Au-delà des batteries pour véhicules électriques, la coopération industrielle entre le Maroc et la Chine couvre plusieurs secteurs d’avenir, notamment l’aérospatiale, l’énergie renouvelable et les infrastructures de transport. Ces secteurs, hautement stratégiques pour le Maroc, bénéficient déjà de l’expertise et des investissements chinois, qui contribuent à la montée en compétences des ressources humaines locales et à la diversification de l’économie marocaine. Cette dynamique pourrait se renforcer à l’avenir, malgré les incertitudes liées aux politiques américaines.

Les projets chinois au Maroc s’inscrivent également dans une logique de développement durable, en ligne avec la stratégie industrielle marocaine visant à réduire la dépendance énergétique et à développer des infrastructures respectueuses de l’environnement. La Chine apporte au Maroc des ressources financières et techniques essentielles pour concrétiser cette vision de durabilité et de croissance inclusive.
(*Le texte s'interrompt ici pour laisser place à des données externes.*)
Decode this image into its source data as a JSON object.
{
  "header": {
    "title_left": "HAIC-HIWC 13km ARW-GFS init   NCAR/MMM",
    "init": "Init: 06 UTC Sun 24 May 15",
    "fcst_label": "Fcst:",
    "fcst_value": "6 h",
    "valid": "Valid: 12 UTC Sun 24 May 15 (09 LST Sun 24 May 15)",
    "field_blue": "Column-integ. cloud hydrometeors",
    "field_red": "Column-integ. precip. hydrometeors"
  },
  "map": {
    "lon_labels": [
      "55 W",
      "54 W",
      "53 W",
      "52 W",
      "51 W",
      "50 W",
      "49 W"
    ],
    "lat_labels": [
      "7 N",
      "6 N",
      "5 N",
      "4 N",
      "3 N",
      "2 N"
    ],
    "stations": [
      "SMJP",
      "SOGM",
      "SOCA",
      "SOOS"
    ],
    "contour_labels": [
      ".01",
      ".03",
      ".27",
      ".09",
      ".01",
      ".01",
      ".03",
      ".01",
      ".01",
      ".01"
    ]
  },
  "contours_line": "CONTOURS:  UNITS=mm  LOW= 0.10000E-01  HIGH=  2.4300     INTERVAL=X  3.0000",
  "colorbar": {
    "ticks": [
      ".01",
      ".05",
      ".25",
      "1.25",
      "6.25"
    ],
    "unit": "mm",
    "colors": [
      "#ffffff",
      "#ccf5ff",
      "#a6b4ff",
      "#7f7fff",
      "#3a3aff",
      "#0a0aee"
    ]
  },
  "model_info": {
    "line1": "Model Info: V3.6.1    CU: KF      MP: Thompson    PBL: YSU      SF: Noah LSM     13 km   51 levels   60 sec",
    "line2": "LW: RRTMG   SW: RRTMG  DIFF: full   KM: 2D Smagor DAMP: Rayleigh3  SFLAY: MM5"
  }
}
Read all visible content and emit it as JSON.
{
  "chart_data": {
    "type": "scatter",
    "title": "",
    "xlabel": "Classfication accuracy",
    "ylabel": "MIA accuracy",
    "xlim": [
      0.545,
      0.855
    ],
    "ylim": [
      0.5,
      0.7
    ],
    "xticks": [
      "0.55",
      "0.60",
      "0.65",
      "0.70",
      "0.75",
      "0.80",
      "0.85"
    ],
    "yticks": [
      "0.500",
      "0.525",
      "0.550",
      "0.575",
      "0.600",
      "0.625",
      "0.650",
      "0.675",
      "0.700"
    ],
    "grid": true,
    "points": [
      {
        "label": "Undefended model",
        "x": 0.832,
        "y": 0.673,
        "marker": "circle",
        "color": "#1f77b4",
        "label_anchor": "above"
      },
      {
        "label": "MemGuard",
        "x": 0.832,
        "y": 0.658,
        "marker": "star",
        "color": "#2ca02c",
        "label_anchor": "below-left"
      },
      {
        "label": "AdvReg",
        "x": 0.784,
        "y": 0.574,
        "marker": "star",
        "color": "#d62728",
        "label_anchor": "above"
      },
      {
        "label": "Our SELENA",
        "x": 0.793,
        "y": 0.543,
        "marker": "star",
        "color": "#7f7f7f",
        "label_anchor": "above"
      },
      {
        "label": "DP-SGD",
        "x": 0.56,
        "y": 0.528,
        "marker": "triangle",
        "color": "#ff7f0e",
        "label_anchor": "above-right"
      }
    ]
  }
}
Face aux incertitudes, la stratégie de diversification

Le Maroc se trouve dans une position délicate, mais stratégique, à la croisée des chemins entre deux superpuissances mondiales en compétition. Les investissements chinois au Maroc, en réponse aux tensions commerciales sino-américaines, illustrent la manière dont le Royaume peut tirer parti de ses accords de libre-échange avec les États-Unis pour attirer des capitaux étrangers. Cependant, avec la réélection de Trump, la persistance de cette stratégie pourrait être remise en question.

Face à ce contexte incertain, la stratégie marocaine de diversification économique et de promotion des investissements étrangers semble plus cruciale que jamais. En continuant à renforcer son industrie locale, à attirer des investissements de partenaires variés et à développer une diplomatie économique équilibrée, le Maroc peut espérer maintenir sa stabilité et sa croissance, tout en consolidant sa position de leader industriel en Afrique.